Эрнесто Гевара со свисающей на лоб челкой, постоянно нахмуренный, в потертой рубашке, кажется мальчишкой-переростком и странно выглядит рядом с опрятными кубинцами, с прическами в ужасном стиле пятидесятых годов, из-за которых уши казались оттопыренными, с тонкими усиками, словно нарисованными на верхней губе. Никто из них пока еще совсем не похож на те великолепные непокорные, бородатые и длинноволосые фигуры, которые позднее спустятся с гор Сьерра-Маэстра и Эскамбрей.

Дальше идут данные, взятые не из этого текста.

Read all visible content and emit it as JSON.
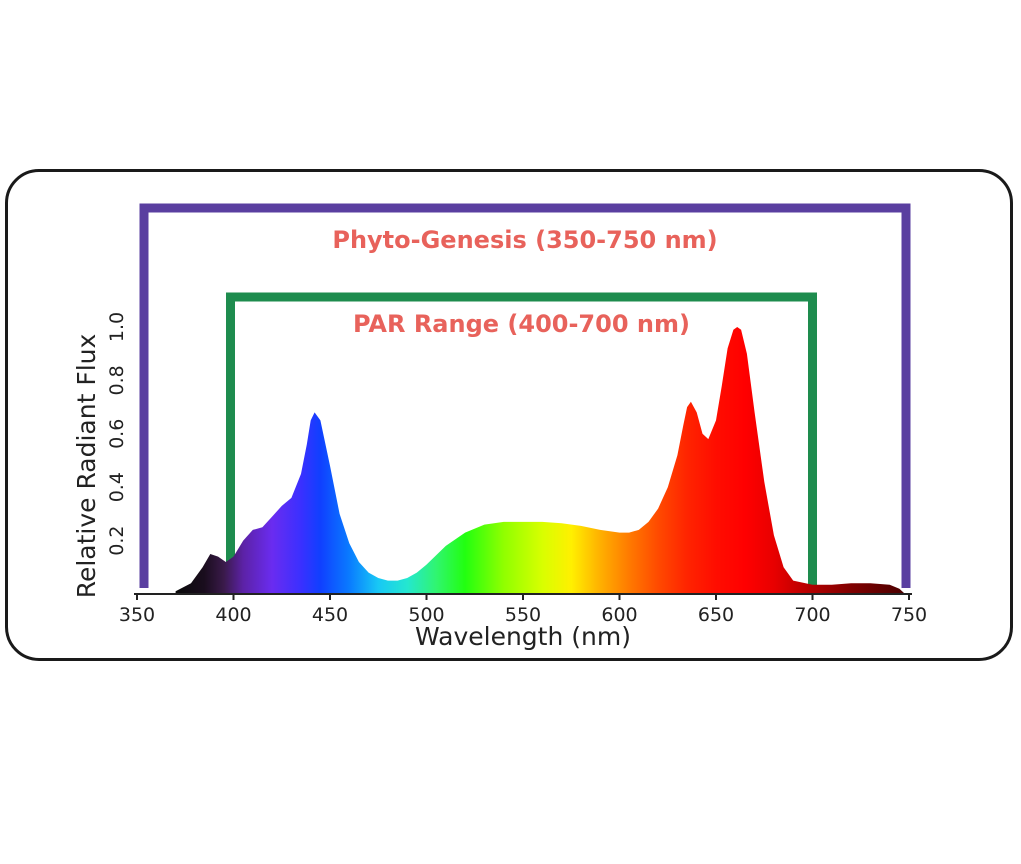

Появлявшиеся в Мексике в конце 1955-го и начале 1956 года поодиночке или группами по два-три человека, пробиравшиеся из Гаваны, Камагуэя, Майами, Коста-Рики, Сан-Франциско, имевшие при себе лишь номер контактного телефона или явочный адрес, эти люди приезжали сюда не для того, чтобы присоединиться к числу стенающих над своей судьбою изгнанников, которых нехотя терпят местные власти. Они прибывали, чтобы принять участие в вооруженном вторжении на Кубу. Их лидер произнес великолепную фразу, своего рода клятву. В Нью-Йорке 30 октября 1955 года Фидель сказал: «Я могу сообщить вам с абсолютной уверенностью, что в 1956 году мы или завоюем свободу, или обретем мученический венец». И сам Фидель, тридцатилетний адвокат, был известен не только своими блестящими ораторскими способностями, но и тем, что его слова обычно не расходились с делом.